In one such discovery, a skeleton dating from 550-700 AD has been uncovered in Britain with metal spikes pierced through its shoulders, heart and ankles.
The skeleton was found buried in the ancient minster town of Southwell, Nottinghamshire, the Daily Mail reported.
It is believed to be a 'deviant burial', where people considered the 'dangerous dead', such as vampires, were interred to prevent them rising from their graves to plague the living.
Only a handful of such burials have been unearthed in the UK.
The skeleton was found by archaeologist Charles Daniels during the original investigation of the site in Church Street in the town, which revealed Roman remains.
Matthew Beresford, of Southwell Archaeology, details the discovery in a report.
Beresford said when Daniels found the skeleton he jokingly checked for fangs.

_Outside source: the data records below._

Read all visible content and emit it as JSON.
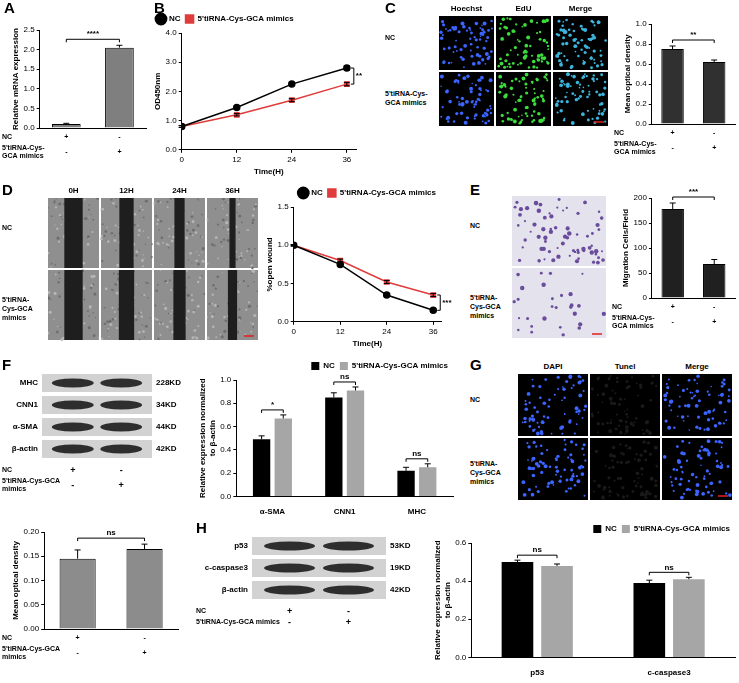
{
  "chart_data": [
    {
      "panel": "A",
      "type": "bar",
      "y_label": "Relative mRNA expression",
      "values": [
        0.1,
        2.05
      ],
      "errors": [
        0.02,
        0.06
      ],
      "color": "#7f7f7f",
      "ylim": [
        0,
        2.5
      ],
      "yticks": [
        {
          "value": 0,
          "label": "0.0"
        },
        0.5,
        {
          "value": 1,
          "label": "1.0"
        },
        1.5,
        {
          "value": 2,
          "label": "2.0"
        },
        2.5
      ],
      "grid": false,
      "annotations": [
        {
          "text": "****"
        }
      ],
      "condition_table": [
        {
          "label": "NC",
          "marks": [
            "+",
            "-"
          ]
        },
        {
          "label": "5'tiRNA-Cys-GCA mimics",
          "marks": [
            "-",
            "+"
          ]
        }
      ]
    },
    {
      "panel": "B",
      "type": "line",
      "x_label": "Time(H)",
      "y_label": "OD450nm",
      "x": [
        0,
        12,
        24,
        36
      ],
      "xlim": [
        0,
        38
      ],
      "xticks": [
        0,
        12,
        24,
        36
      ],
      "ylim": [
        0,
        4
      ],
      "yticks": [
        {
          "value": 0,
          "label": "0.0"
        },
        {
          "value": 1,
          "label": "1.0"
        },
        {
          "value": 2,
          "label": "2.0"
        },
        {
          "value": 3,
          "label": "3.0"
        },
        {
          "value": 4,
          "label": "4.0"
        }
      ],
      "grid": false,
      "legend": "top-left",
      "series": [
        {
          "name": "NC",
          "color": "#000000",
          "marker": "circle",
          "values": [
            0.8,
            1.45,
            2.25,
            2.8
          ],
          "errors": [
            0.03,
            0.04,
            0.05,
            0.08
          ]
        },
        {
          "name": "5'tiRNA-Cys-GCA mimics",
          "color": "#e03c3c",
          "marker": "square",
          "values": [
            0.8,
            1.2,
            1.7,
            2.25
          ],
          "errors": [
            0.03,
            0.04,
            0.05,
            0.06
          ]
        }
      ],
      "annotations": [
        {
          "text": "**"
        }
      ]
    },
    {
      "type": "bar",
      "y_label": "Mean optical density",
      "values": [
        0.75,
        0.62
      ],
      "errors": [
        0.03,
        0.02
      ],
      "color": "#303030",
      "ylim": [
        0,
        1
      ],
      "yticks": [
        {
          "value": 0,
          "label": "0.0"
        },
        0.2,
        0.4,
        0.6,
        0.8,
        {
          "value": 1,
          "label": "1.0"
        }
      ],
      "grid": false,
      "annotations": [
        {
          "text": "**"
        }
      ],
      "condition_table": [
        {
          "label": "NC",
          "marks": [
            "+",
            "-"
          ]
        },
        {
          "label": "5'tiRNA-Cys-GCA mimics",
          "marks": [
            "-",
            "+"
          ]
        }
      ]
    },
    {
      "type": "line",
      "x_label": "Time(H)",
      "y_label": "%open wound",
      "x": [
        0,
        12,
        24,
        36
      ],
      "xlim": [
        0,
        38
      ],
      "xticks": [
        0,
        12,
        24,
        36
      ],
      "ylim": [
        0,
        1.5
      ],
      "yticks": [
        {
          "value": 0,
          "label": "0.0"
        },
        0.5,
        {
          "value": 1,
          "label": "1.0"
        },
        1.5
      ],
      "grid": false,
      "legend": "top-right",
      "series": [
        {
          "name": "NC",
          "color": "#000000",
          "marker": "circle",
          "values": [
            1,
            0.75,
            0.35,
            0.15
          ],
          "errors": [
            0.01,
            0.02,
            0.02,
            0.02
          ]
        },
        {
          "name": "5'tiRNA-Cys-GCA mimics",
          "color": "#e03c3c",
          "marker": "square",
          "values": [
            1,
            0.8,
            0.52,
            0.35
          ],
          "errors": [
            0.01,
            0.02,
            0.02,
            0.02
          ]
        }
      ],
      "annotations": [
        {
          "text": "***"
        }
      ]
    },
    {
      "type": "bar",
      "y_label": "Migration Cells/Field",
      "values": [
        178,
        68
      ],
      "errors": [
        12,
        9
      ],
      "color": "#202020",
      "ylim": [
        0,
        200
      ],
      "yticks": [
        0,
        50,
        100,
        150,
        200
      ],
      "grid": false,
      "annotations": [
        {
          "text": "***"
        }
      ],
      "condition_table": [
        {
          "label": "NC",
          "marks": [
            "+",
            "-"
          ]
        },
        {
          "label": "5'tiRNA-Cys-GCA mimics",
          "marks": [
            "-",
            "+"
          ]
        }
      ]
    },
    {
      "type": "bar",
      "y_label": [
        "Relative expression normalized",
        "to β-actin"
      ],
      "categories": [
        "α-SMA",
        "CNN1",
        "MHC"
      ],
      "ylim": [
        0,
        1
      ],
      "yticks": [
        {
          "value": 0,
          "label": "0.0"
        },
        0.2,
        0.4,
        0.6,
        0.8,
        {
          "value": 1,
          "label": "1.0"
        }
      ],
      "grid": false,
      "legend": "top-right",
      "series": [
        {
          "name": "NC",
          "color": "#000000",
          "values": [
            0.49,
            0.85,
            0.22
          ],
          "errors": [
            0.03,
            0.04,
            0.03
          ]
        },
        {
          "name": "5'tiRNA-Cys-GCA mimics",
          "color": "#a6a6a6",
          "values": [
            0.67,
            0.91,
            0.25
          ],
          "errors": [
            0.03,
            0.03,
            0.03
          ]
        }
      ],
      "annotations": [
        {
          "category": "α-SMA",
          "text": "*"
        },
        {
          "category": "CNN1",
          "text": "ns"
        },
        {
          "category": "MHC",
          "text": "ns"
        }
      ]
    },
    {
      "type": "bar",
      "y_label": "Mean optical density",
      "values": [
        0.145,
        0.165
      ],
      "errors": [
        0.018,
        0.01
      ],
      "color": "#8c8c8c",
      "ylim": [
        0,
        0.2
      ],
      "yticks": [
        {
          "value": 0,
          "label": "0.00"
        },
        0.05,
        {
          "value": 0.1,
          "label": "0.10"
        },
        0.15,
        {
          "value": 0.2,
          "label": "0.20"
        }
      ],
      "grid": false,
      "annotations": [
        {
          "text": "ns"
        }
      ],
      "condition_table": [
        {
          "label": "NC",
          "marks": [
            "+",
            "-"
          ]
        },
        {
          "label": "5'tiRNA-Cys-GCA mimics",
          "marks": [
            "-",
            "+"
          ]
        }
      ]
    },
    {
      "type": "bar",
      "y_label": [
        "Relative expression normalized",
        "to β-actin"
      ],
      "categories": [
        "p53",
        "c-caspase3"
      ],
      "ylim": [
        0,
        0.6
      ],
      "yticks": [
        {
          "value": 0,
          "label": "0.0"
        },
        0.2,
        0.4,
        0.6
      ],
      "grid": false,
      "legend": "top-right",
      "series": [
        {
          "name": "NC",
          "color": "#000000",
          "values": [
            0.5,
            0.39
          ],
          "errors": [
            0.01,
            0.015
          ]
        },
        {
          "name": "5'tiRNA-Cys-GCA mimics",
          "color": "#a6a6a6",
          "values": [
            0.48,
            0.41
          ],
          "errors": [
            0.01,
            0.01
          ]
        }
      ],
      "annotations": [
        {
          "category": "p53",
          "text": "ns"
        },
        {
          "category": "c-caspase3",
          "text": "ns"
        }
      ]
    }
  ],
  "images": [
    {
      "panel": "C",
      "type": "fluorescence",
      "columns": [
        "Hoechst",
        "EdU",
        "Merge"
      ],
      "rows": [
        "NC",
        "5'tiRNA-Cys-GCA mimics"
      ],
      "colors": [
        "#3c64ff",
        "#3cdc3c",
        "#3cb4dc"
      ]
    },
    {
      "panel": "D",
      "type": "wound",
      "columns": [
        "0H",
        "12H",
        "24H",
        "36H"
      ],
      "rows": [
        "NC",
        "5'tiRNA-Cys-GCA mimics"
      ]
    },
    {
      "panel": "E",
      "type": "transwell",
      "rows": [
        "NC",
        "5'tiRNA-Cys-GCA mimics"
      ]
    },
    {
      "panel": "G",
      "type": "fluorescence",
      "columns": [
        "DAPI",
        "Tunel",
        "Merge"
      ],
      "rows": [
        "NC",
        "5'tiRNA-Cys-GCA mimics"
      ],
      "colors": [
        "#3c64ff",
        "#1a1a1a",
        "#3c64ff"
      ]
    }
  ],
  "blots": [
    {
      "panel": "F",
      "bands": [
        {
          "name": "MHC",
          "size": "228KD"
        },
        {
          "name": "CNN1",
          "size": "34KD"
        },
        {
          "name": "α-SMA",
          "size": "44KD"
        },
        {
          "name": "β-actin",
          "size": "42KD"
        }
      ],
      "condition_table": [
        {
          "label": "NC",
          "marks": [
            "+",
            "-"
          ]
        },
        {
          "label": "5'tiRNA-Cys-GCA mimics",
          "marks": [
            "-",
            "+"
          ]
        }
      ]
    },
    {
      "panel": "H",
      "bands": [
        {
          "name": "p53",
          "size": "53KD"
        },
        {
          "name": "c-caspase3",
          "size": "19KD"
        },
        {
          "name": "β-actin",
          "size": "42KD"
        }
      ],
      "condition_table": [
        {
          "label": "NC",
          "marks": [
            "+",
            "-"
          ]
        },
        {
          "label": "5'tiRNA-Cys-GCA mimics",
          "marks": [
            "-",
            "+"
          ]
        }
      ]
    }
  ]
}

"The classic portrayal of the dangerous dead (more commonly known today as a vampire) is an undead corpse arising from the grave and all the accounts from this period reflect this," the paper quoted Beresford as saying in his report.

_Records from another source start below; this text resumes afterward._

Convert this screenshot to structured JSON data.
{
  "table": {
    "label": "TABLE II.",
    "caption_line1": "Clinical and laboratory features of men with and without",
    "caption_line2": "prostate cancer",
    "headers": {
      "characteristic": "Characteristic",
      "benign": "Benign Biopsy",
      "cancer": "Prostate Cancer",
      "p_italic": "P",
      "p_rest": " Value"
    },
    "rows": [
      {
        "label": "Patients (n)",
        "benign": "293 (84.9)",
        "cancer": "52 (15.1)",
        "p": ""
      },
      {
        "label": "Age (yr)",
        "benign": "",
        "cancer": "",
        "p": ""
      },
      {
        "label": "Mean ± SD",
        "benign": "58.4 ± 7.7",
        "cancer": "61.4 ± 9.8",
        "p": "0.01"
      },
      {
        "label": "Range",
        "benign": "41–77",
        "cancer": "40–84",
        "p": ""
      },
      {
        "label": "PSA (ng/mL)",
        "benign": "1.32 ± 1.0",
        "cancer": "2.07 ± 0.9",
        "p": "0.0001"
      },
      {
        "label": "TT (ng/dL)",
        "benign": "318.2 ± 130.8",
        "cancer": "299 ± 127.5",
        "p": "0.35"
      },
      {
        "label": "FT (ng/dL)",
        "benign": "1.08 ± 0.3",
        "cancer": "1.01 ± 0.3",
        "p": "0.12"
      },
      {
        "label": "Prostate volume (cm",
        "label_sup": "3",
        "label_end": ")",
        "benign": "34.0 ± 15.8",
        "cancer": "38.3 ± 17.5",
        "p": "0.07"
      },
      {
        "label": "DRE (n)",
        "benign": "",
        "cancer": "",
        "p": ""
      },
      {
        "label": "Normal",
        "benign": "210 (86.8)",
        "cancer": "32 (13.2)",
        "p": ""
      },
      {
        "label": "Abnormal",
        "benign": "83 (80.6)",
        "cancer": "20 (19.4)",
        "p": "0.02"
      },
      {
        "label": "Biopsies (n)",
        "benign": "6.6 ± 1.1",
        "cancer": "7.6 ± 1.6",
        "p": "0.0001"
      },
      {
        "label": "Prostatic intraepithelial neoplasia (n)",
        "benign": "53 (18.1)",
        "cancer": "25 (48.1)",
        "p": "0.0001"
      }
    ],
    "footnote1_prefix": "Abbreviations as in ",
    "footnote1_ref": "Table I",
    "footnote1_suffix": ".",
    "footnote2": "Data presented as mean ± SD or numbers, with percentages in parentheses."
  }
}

"Throughout the Anglo-Saxon period the punishment of being buried in water-logged ground, face down, decapitated, staked or otherwise was reserved for thieves, murderers or traitors or later for those deviants who did not conform to societies rules: adulterers, disrupters of the peace, the unpious or oath breaker.

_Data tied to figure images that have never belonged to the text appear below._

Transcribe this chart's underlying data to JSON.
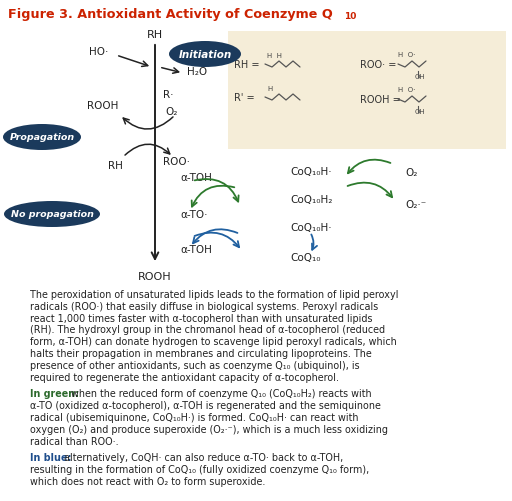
{
  "title": "Figure 3. Antioxidant Activity of Coenzyme Q",
  "title_sub": "10",
  "title_color": "#CC2200",
  "bg_color": "#FFFFFF",
  "fig_bg": "#F5EDD8",
  "paragraph1": "The peroxidation of unsaturated lipids leads to the formation of lipid peroxyl\nradicals (ROO·) that easily diffuse in biological systems. Peroxyl radicals\nreact 1,000 times faster with α-tocopherol than with unsaturated lipids\n(RH). The hydroxyl group in the chromanol head of α-tocopherol (reduced\nform, α-TOH) can donate hydrogen to scavenge lipid peroxyl radicals, which\nhalts their propagation in membranes and circulating lipoproteins. The\npresence of other antioxidants, such as coenzyme Q₁₀ (ubiquinol), is\nrequired to regenerate the antioxidant capacity of α-tocopherol.",
  "paragraph2_prefix": "In green:",
  "paragraph2_body": " when the reduced form of coenzyme Q₁₀ (CoQ₁₀H₂) reacts with\nα-TO (oxidized α-tocopherol), α-TOH is regenerated and the semiquinone\nradical (ubisemiquinone, CoQ₁₀H·) is formed. CoQ₁₀H· can react with\noxygen (O₂) and produce superoxide (O₂·⁻), which is a much less oxidizing\nradical than ROO·.",
  "paragraph3_prefix": "In blue:",
  "paragraph3_body": " alternatively, CoQH· can also reduce α-TO· back to α-TOH,\nresulting in the formation of CoQ₁₀ (fully oxidized coenzyme Q₁₀ form),\nwhich does not react with O₂ to form superoxide.",
  "green_color": "#2D6A2D",
  "blue_color": "#1F4E8C",
  "dark_teal": "#1B3A5C",
  "arrow_black": "#222222",
  "arrow_green": "#2D7A2D",
  "arrow_blue": "#2060A0"
}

"Which of these the Southwell deviant was we will never know," he stated.
Beresford believes the remains may still be buried on the site where they originally lay because Daniels was unable to remove the body from the ground.
John Lock, chairman of Southwell Archaeology, said the body was one of a handful of such burials to be found in the UK.
"A lot of people are interested in it but quite where it takes us I don't know because this was found in the 1950s and now we don't know where the remains are," he said.
Vampire skeleton unearthed in Bulgaria too
Archaeologists, excavating a monastery near the Black Sea city of Sozopol, discovered the skeletons which were buried in a pagan ritual that they said was aimed at keeping the men from turning into vampires.
700-year-old remains of two men stabbed through the chest with iron rods were unearthed in Black Sea city of Sozopol.
"This was a pagan belief widespread in the Bulgarian lands in the 12th to 14th centuries. People were very superstitious then," National History Museum head Bozhidar Dimitrov said.
"Throughout the country we have found over 100 such 'vampire' burials of mainly noblemen from the Middle Ages who were branded bloodsucking immortals."